Nida Manzoor We Are Lady Parts'ın 2. sezonunu anlatıyor

We Are Lady Parts, 30 Mayıs'ta Peacock'ta prömiyeri yapılan cesur, görkemli ikinci sezonla muzaffer bir geri dönüş yaptı . İngiliz komedisi, keskin mizahı ve sanatta temsilin gücüne dair gözlemleriyle gerçek bir temiz hava soluğu. Tamamen kadınlardan oluşan bir Müslüman punk-rock grubunun beş üyesinin, kariyerlerinde her şeye rağmen ilerlemelerini konu alıyor.
İlgili İçerik
Dizinin yaratıcısı, yazarı ve yönetmeni, geçen yılki Polite Society ile ilk uzun metrajlı film yönetmenliğini yapan Nida Manzoor'dur . Manzoor'un çalışmalarıyla birçoğu film ve TV endüstrisindeki deneyimlerinden kaynaklanan kayda değer, temelli Güney Asya hikayeleri anlatmaya kararlı olduğu açıkça görülüyor. AV Kulübü, Manzoor'la We Are Lady Parts'ın ikinci sezonu için ilham kaynakları, beklentileri altüst etmek için türleri kullanma ve gösteriye devam edip etmeyeceği hakkında konuştu.
İlgili İçerik
- Kapalı
- İngilizce
The AV Club: We Are Lady Parts'ın ikinci sezonunun olup olmayacağından emin olmadığınızı söylediniz . Üzerinde çalışmaya başladığınızda neyi başarmak istediniz?

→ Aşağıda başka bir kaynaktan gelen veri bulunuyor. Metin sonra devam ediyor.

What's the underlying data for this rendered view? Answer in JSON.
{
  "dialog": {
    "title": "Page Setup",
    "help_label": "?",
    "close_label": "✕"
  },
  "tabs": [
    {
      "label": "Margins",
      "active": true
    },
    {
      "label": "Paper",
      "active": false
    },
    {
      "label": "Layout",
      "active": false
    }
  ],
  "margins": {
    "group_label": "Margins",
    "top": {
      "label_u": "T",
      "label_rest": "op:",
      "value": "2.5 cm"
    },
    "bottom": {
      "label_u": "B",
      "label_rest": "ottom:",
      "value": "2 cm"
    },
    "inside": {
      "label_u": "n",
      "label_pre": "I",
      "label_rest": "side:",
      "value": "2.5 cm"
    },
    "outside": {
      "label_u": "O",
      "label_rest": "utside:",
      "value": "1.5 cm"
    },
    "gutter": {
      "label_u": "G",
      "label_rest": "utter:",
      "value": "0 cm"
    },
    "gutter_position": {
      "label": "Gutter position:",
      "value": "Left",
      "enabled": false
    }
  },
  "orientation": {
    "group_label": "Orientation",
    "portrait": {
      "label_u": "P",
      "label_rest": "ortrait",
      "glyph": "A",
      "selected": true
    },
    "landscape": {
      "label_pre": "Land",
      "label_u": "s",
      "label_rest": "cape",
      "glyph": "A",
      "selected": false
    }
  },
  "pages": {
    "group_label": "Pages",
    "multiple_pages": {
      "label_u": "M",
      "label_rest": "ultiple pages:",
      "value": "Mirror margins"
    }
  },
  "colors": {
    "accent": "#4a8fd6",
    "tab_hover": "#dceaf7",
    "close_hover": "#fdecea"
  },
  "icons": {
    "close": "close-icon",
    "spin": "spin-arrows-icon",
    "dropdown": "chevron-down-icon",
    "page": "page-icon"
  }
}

Nida Manzoor: Evet, birinci sezonu çekerken ikinci sezonu çekeceğimi bilmiyordum. O zamanlar, eğer bu böyle olacaksa, haydi dışarı çıkalım diye düşündüm. Tekrar yeşil ışık yaktığımızda, bir film çekmek için biraz uzaklaşmak zorunda kaldım. Şanslıydım çünkü bazı yeni fikirlerle geri dönme şansım oldu, oysa önceden herhangi bir fikrimin olup olmayacağı konusunda gergindim.
Masama oturur oturmaz onlarla dolup taşıyordum. Konu bu karakterlere ve yarattığımız dünyaya gelince, sanki kullanıma hazır bir alet çantam varmış gibi hissettim. Sadece Amina ve Saira ile değil, esas olarak her birine meydan okumak ve diğerleriyle daha derinlere inmek istedim. Ayrıca izleyicilere yanıt vermeyi ve ne düşündüklerini görmeyi seviyorum. Hayranlardan ne umduklarına dair duyduklarımı aktardığım bazı hikayeler var. Daha sonra rollerde yer alan oyunculara yanıt veriyordum. Onların içgörülerini duymak ilginç.
Sahip olduğum en iyi şey çok çeşitli Müslüman kadınlardan oluşan bir yazar odasıydı. Harika sohbetler ve sohbetler yaptık. Ne zaman oda hararetli bir tartışmaya girse heyecanlanıyordum çünkü bunun gösteride olması gerektiğini biliyordum. Genel anlamda başarının grup için ne anlama geldiğini ortaya çıkarmak istedik. Bu aynı zamanda belki de kendimle boğuştuğum bir şey; sanat yaratmak ile onu geçimini sağlamak için kullanmaya çalışmak arasındaki rahatsız edici gerilim, bunların arasındaki itme ve çekme.
AVC: İkinci sezonun önemli bir teması, Lady Parts'ın şöhret bulurken nasıl olduklarına sadık kalabileceğidir ve beşinci bölümde bu konu hakkında tartıştıklarında bu konu doruğa ulaşır ve ardından Saira "Cam Tavan Duygusu" yazar.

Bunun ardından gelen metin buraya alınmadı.